Face à la croissance des besoins des populations et à l’insuffisance des ressources consacrées à l’assainissement, plusieurs acteurs maliens intensifient leur plaidoyer pour la révision du décret fixant la redevance des services publics d’assainissement des eaux usées et excréta.
Depuis 2022, l’ONG BORDA, l’agence nationale de gestion des stations d’épuration du Mali (ANGESEM) et la coalition nationale – Campagne internationale pour l’eau, l’hygiène et l’assainissement (CN-CIEPA/WASH), avec l’appui d’autres partenaires, multiplient les actions de sensibilisation et de mobilisation afin d’accélérer la réforme du décret n°2014-0474/P-RM du 23 juin 2014.
Dans cette dynamique, une conférence de presse s’est tenue le jeudi 14 mai 2026, au siège de la CN-CIEPA/WASH. Elle était animée par le directeur exécutif de la Coalition, Boureima Tabalaba, le chef de section Études et planification à l’ANGESEM, Alou Traoré et Noëllie Dembélé de l’ONG BORDA, partenaire financier de la campagne de plaidoyer.
Les intervenants ont dénoncé le faible niveau des redevances actuellement appliquées à savoir, 23 francs CFA par mètre cube d’eau rejetée pour les ménages, 50 francs CFA pour les moyennes industries et 75 francs CFA pour les grandes industries. Des montants fixés depuis 2014 et désormais jugés inadaptés aux réalités du secteur.
Selon Boureïma Tabalaba, malgré les démarches entreprises après l’élaboration d’une note d’orientation, le processus de révision reste confronté à plusieurs blocages administratifs. D’où la nécessité de renforcer les actions de plaidoyer pour accélérer l’adoption d’un nouveau texte.
Pour Noëllie Dembélé, cette révision est indispensable à plusieurs niveaux. Pour elle, elle permettra d’abord d’assurer la durabilité des infrastructures d’assainissement grâce à une meilleure maintenance. Ensuite, elle s’inscrit dans le principe du « pollueur-payeur », qui vise à responsabiliser chaque acteur en fonction de la pollution générée, a-t-elle ajouté. Enfin, elle répond à un impératif de santé publique, a-t-elle conclu. Et d’affirmer : « Chaque goutte d’eau usée non traitée représente un danger pour la nappe phréatique et expose les populations, notamment les enfants, aux maladies hydriques ».
De son côté, Alou Traoré a rappelé que le Mali ne dispose actuellement que de 13 stations d’épuration, un chiffre insuffisant au regard des besoins du pays. À Bamako, une seule station traite entre 15 et 20 camions de vidange par jour alors que près de 160 camions circulent quotidiennement dans la capitale. Il a néanmoins salué l’évolution des travaux de la station de Tiénfala qui, une fois opérationnelle, pourra accueillir jusqu’à 150 camions par jour. Pour lui, la révision des tarifs est devenue incontournable afin d’assurer la survie des infrastructures et réduire la pression financière sur l’État.

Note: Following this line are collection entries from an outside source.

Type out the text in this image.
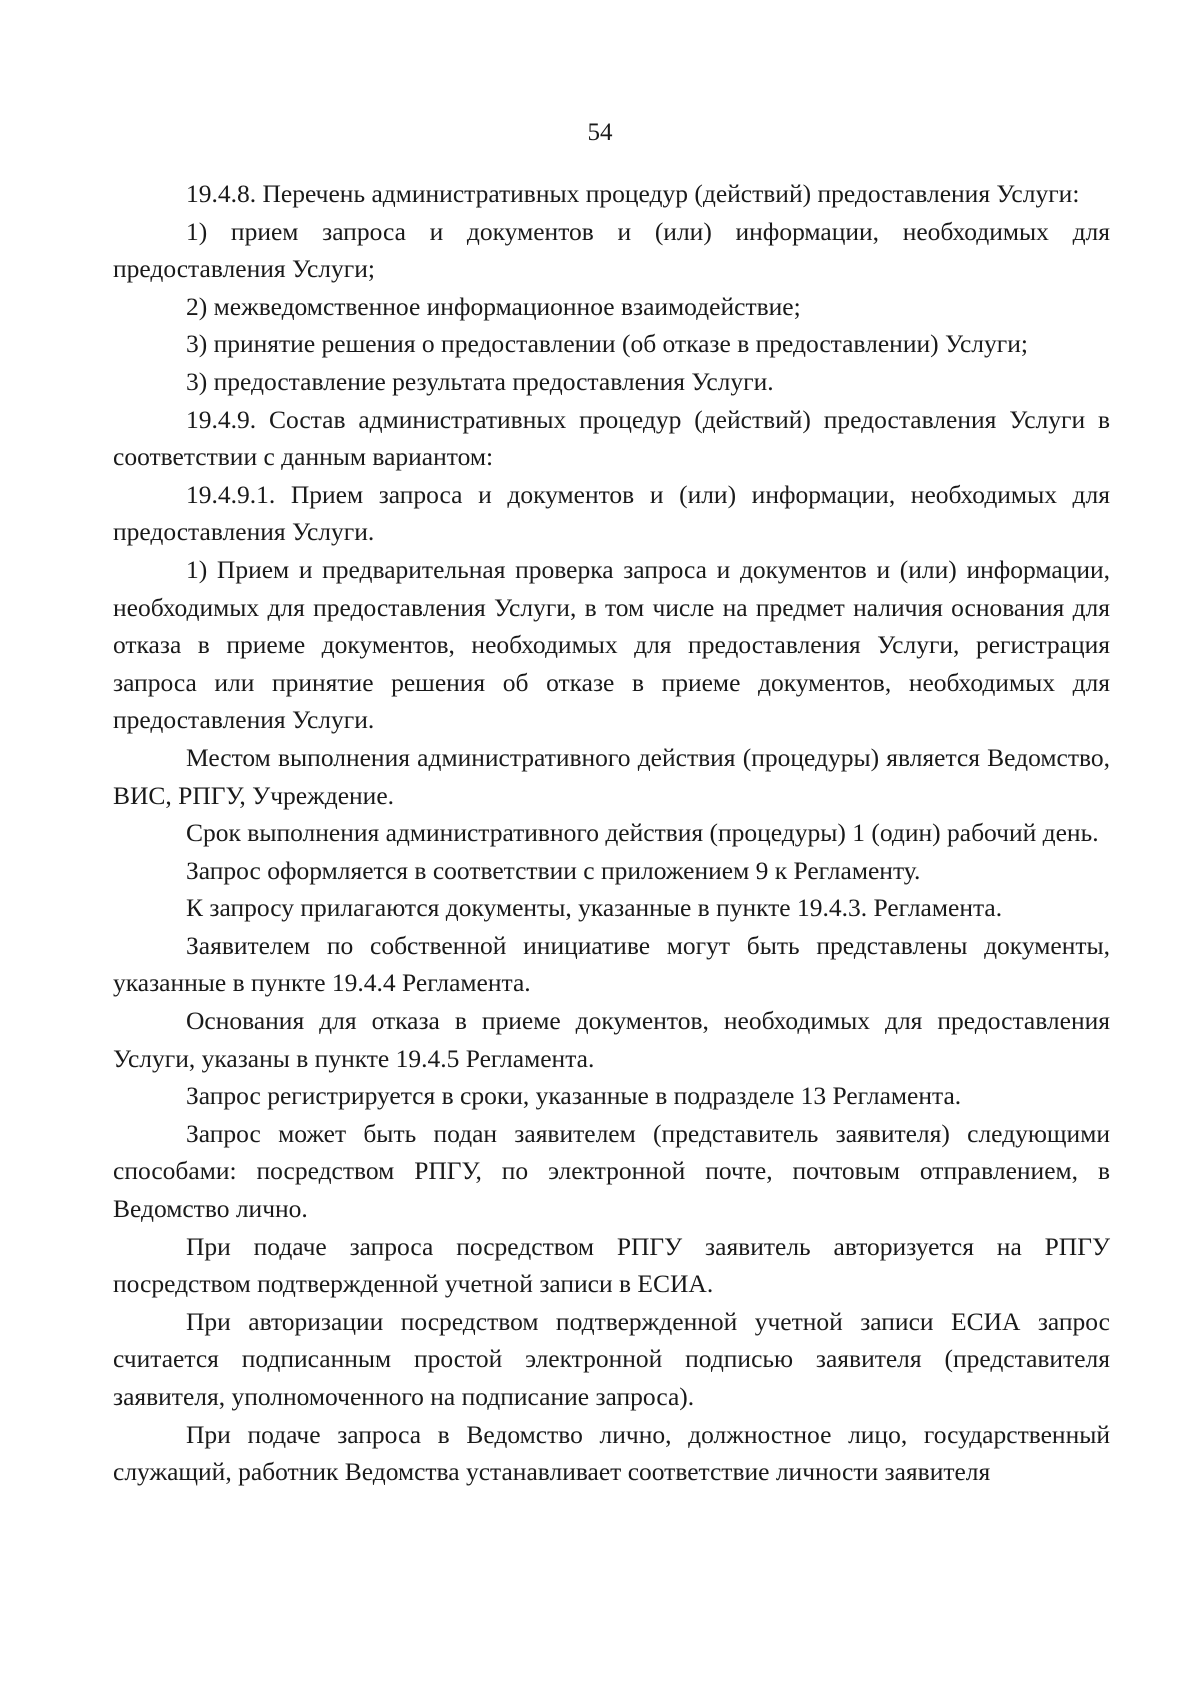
54

19.4.8. Перечень административных процедур (действий) предоставления Услуги:

1) прием запроса и документов и (или) информации, необходимых для предоставления Услуги;

2) межведомственное информационное взаимодействие;

3) принятие решения о предоставлении (об отказе в предоставлении) Услуги;

3) предоставление результата предоставления Услуги.

19.4.9. Состав административных процедур (действий) предоставления Услуги в соответствии с данным вариантом:

19.4.9.1. Прием запроса и документов и (или) информации, необходимых для предоставления Услуги.

1) Прием и предварительная проверка запроса и документов и (или) информации, необходимых для предоставления Услуги, в том числе на предмет наличия основания для отказа в приеме документов, необходимых для предоставления Услуги, регистрация запроса или принятие решения об отказе в приеме документов, необходимых для предоставления Услуги.

Местом выполнения административного действия (процедуры) является Ведомство, ВИС, РПГУ, Учреждение.

Срок выполнения административного действия (процедуры) 1 (один) рабочий день.

Запрос оформляется в соответствии с приложением 9 к Регламенту.

К запросу прилагаются документы, указанные в пункте 19.4.3. Регламента.

Заявителем по собственной инициативе могут быть представлены документы, указанные в пункте 19.4.4 Регламента.

Основания для отказа в приеме документов, необходимых для предоставления Услуги, указаны в пункте 19.4.5 Регламента.

Запрос регистрируется в сроки, указанные в подразделе 13 Регламента.

Запрос может быть подан заявителем (представитель заявителя) следующими способами: посредством РПГУ, по электронной почте, почтовым отправлением, в Ведомство лично.

При подаче запроса посредством РПГУ заявитель авторизуется на РПГУ посредством подтвержденной учетной записи в ЕСИА.

При авторизации посредством подтвержденной учетной записи ЕСИА запрос считается подписанным простой электронной подписью заявителя (представителя заявителя, уполномоченного на подписание запроса).

При подаче запроса в Ведомство лично, должностное лицо, государственный служащий, работник Ведомства устанавливает соответствие личности заявителя
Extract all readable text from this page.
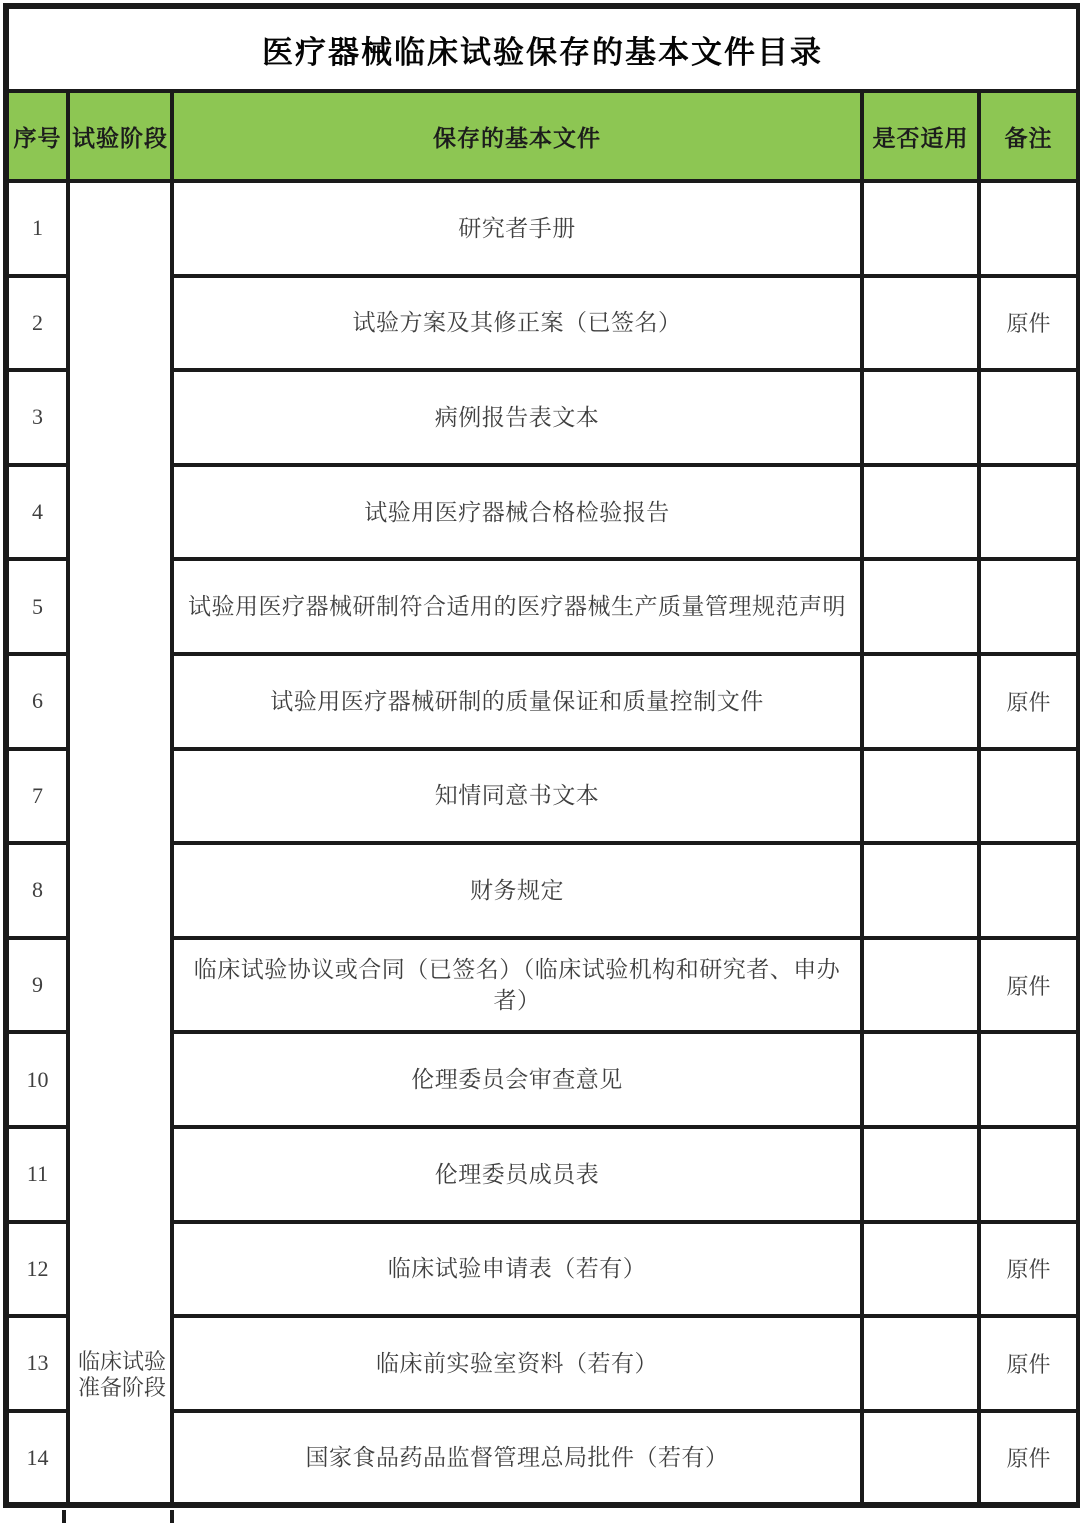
医疗器械临床试验保存的基本文件目录				
序号	试验阶段	保存的基本文件	是否适用	备注
1	临床试验准备阶段	研究者手册		

2		试验方案及其修正案（已签名）		原件
3		病例报告表文本		

4		试验用医疗器械合格检验报告		

5		试验用医疗器械研制符合适用的医疗器械生产质量管理规范声明		

6		试验用医疗器械研制的质量保证和质量控制文件		原件
7		知情同意书文本		

8		财务规定		

9		临床试验协议或合同（已签名）（临床试验机构和研究者、申办者）		原件
10		伦理委员会审查意见		

11		伦理委员成员表		

12		临床试验申请表（若有）		原件
13		临床前实验室资料（若有）		原件
14		国家食品药品监督管理总局批件（若有）		原件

Les responsables ont également plaidé pour la poursuite du dialogue avec le conseil national du patronat du Mali (CNPM), la mise en place de mesures d’accompagnement adaptées et le maintien du partenariat avec les médias afin de soutenir le processus.
Pour Boureïma Tabalaba, l’adoption récente de la politique nationale de l’assainissement constitue une opportunité majeure pour accélérer enfin la révision du décret et lancer concrètement les démarches administratives.